Theme: Faith without works is dead. 
This week’s lessons teach us that laziness and evil behavior must not characterize God’s people.
Matthew 25:19-30
“Now after a long time the master of those servants came and settled accounts with them. And he who had received the five talents came forward, bringing five talents more, saying, ‘Master, you delivered to me five talents; here I have made five talents more.’ His master said to him, ‘Well done, good and faithful servant. You have been faithful over a little; I will set you over much. Enter into the joy of your master.’ And he also who had the two talents came forward, saying, ‘Master, you delivered to me two talents; here I have made two talents more.’ His master said to him, ‘Well done, good and faithful servant. You have been faithful over a little; I will set you over much. Enter into the joy of your master.’ He also who had received the one talent came forward, saying, ‘Master, I knew you to be a hard man, reaping where you did not sow, and gathering where you scattered no seed, so I was afraid, and I went and hid your talent in the ground. Here you have what is yours.’ But his master answered him, ‘You wicked and slothful servant! You knew that I reap where I have not sown and gather where I scattered no seed? Then you ought to have invested my money with the bankers, and at my coming I should have received what was my own with interest. So take the talent from him and give it to him who has the ten talents. For to everyone who has will more be given, and he will have an abundance. But from the one who has not, even what he has will be taken away. And cast the worthless servant into the outer darkness. In that place there will be weeping and gnashing of teeth.’”
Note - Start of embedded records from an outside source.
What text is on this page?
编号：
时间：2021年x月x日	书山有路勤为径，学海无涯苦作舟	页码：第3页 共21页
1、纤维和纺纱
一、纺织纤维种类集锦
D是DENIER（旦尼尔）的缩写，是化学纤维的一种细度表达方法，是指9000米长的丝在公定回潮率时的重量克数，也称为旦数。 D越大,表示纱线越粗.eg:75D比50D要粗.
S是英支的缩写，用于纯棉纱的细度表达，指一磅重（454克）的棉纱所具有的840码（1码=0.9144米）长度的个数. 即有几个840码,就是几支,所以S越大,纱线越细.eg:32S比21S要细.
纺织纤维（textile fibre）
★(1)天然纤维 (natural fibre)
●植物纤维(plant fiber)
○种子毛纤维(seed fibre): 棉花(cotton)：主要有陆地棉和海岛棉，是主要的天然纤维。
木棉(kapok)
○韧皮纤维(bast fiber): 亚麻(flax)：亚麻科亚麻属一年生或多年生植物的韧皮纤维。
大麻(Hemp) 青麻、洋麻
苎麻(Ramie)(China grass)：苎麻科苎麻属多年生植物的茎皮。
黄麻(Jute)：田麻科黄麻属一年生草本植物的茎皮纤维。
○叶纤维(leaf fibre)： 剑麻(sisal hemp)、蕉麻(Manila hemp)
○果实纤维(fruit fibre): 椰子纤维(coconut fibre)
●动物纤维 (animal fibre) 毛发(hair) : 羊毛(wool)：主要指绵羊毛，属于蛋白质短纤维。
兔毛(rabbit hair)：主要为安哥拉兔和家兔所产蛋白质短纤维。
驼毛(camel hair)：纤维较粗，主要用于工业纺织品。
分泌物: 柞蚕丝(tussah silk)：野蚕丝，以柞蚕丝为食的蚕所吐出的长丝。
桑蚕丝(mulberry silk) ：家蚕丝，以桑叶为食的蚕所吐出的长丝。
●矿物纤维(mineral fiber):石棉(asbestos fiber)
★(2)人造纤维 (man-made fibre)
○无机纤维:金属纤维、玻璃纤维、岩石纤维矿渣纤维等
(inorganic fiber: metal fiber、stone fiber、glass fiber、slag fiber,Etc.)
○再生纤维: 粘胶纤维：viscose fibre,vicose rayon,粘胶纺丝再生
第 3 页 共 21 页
When the master returned for their accounting and the faithful servants told what they had done, the servants’ words do not merely report that they had doubled the amount they were given. The man who had been given five talents seems to have come with two bags, each containing five talents, and what he literally says is: “Master, five talents you placed in my hands; look, an additional five talents I have gained.” You can almost feel his proper pride in the achievement? Hendriksen comments, I think rightly, “The mans eyes are sparkling. He is bubbling over with enthusiasm, is thoroughly thrilled, and, as it were, invites his master to start counting.”1 The man has been waiting for this moment and is pleased at having done so well.
The master is equally delighted, “Well done,” he says. We might almost translate his reply as: “Excellent!” “Great!” or “Wonderful!”
It is the same with the servant who had been given two talents. He says the same thing and receives an identical word of commendation.
By contrast, we can hardly fail to hear the angry, self-justifying, accusing tone of the servant who had hidden the master’s talent in the earth, “Master, I knew that you are a hard man, harvesting where you have not sown and gathering where you have not scattered seed. So I was afraid and went out and hid your talent in the ground. See, here is what belongs to you” (vv. 24-25). This accusation was not true. The master was not a hard man. He had been generous to have given the servants so much wealth to work with. But this man hated him. We can hear his contempt as he resentfully throws his talent on the table, “Here is what belongs to you,” he says. It was returned exactly as the master had given it, not a bit more and no less.
In response the master condemns him both for his wickedness and for being lazy—wicked because he was accusing his master unjustly, and lazy because he had not faithfully used what he was given. The master then gives the talent to the one who had ten, on the principle that, “everyone who has will be given more” and “whoever does not have, even what he has will be taken from him” (v. 29). He then causes the servant to be cast “outside, into the darkness” (v. 30).
We must avoid a “do nothing” Christianity. One commentator said, “To have done no harm is praise for a stone, not for a man.” But the situation here is worse than that. To have done nothing is proof that we do not love Jesus Christ, do not belong to him, and have no share in his kingdom. It is to perish forever.
So much for the story. What are the lessons we need to learn from it? 
The first clear lesson is that there will be a future day of reckoning for all people. That is so obvious, both from this parable and from all the parables in Matthew 25, that it seems almost sophomoric to stress it. Yet it must be stressed, if only because people usually think in precisely opposite categories. Jesus spoke of judgment being obvious. It was a subject that was not even up for debate. But they consider God’s judgment to be the most irrational and least-to-be-anticipated thing in the world. 
1 William Hendriksen, New Testament Commentary: Exposition of the Gospel According to Matthew (Grand Rapids: Baker Book House, 1985), p. 881.


With what tone do the first two servants approach their master?
How does the third servant’s response compare to that of the other two?


Read James 2:14-26. How does the message of James chapter 2 reinforce the point of this parable in Matthew 25? What else does James teach here?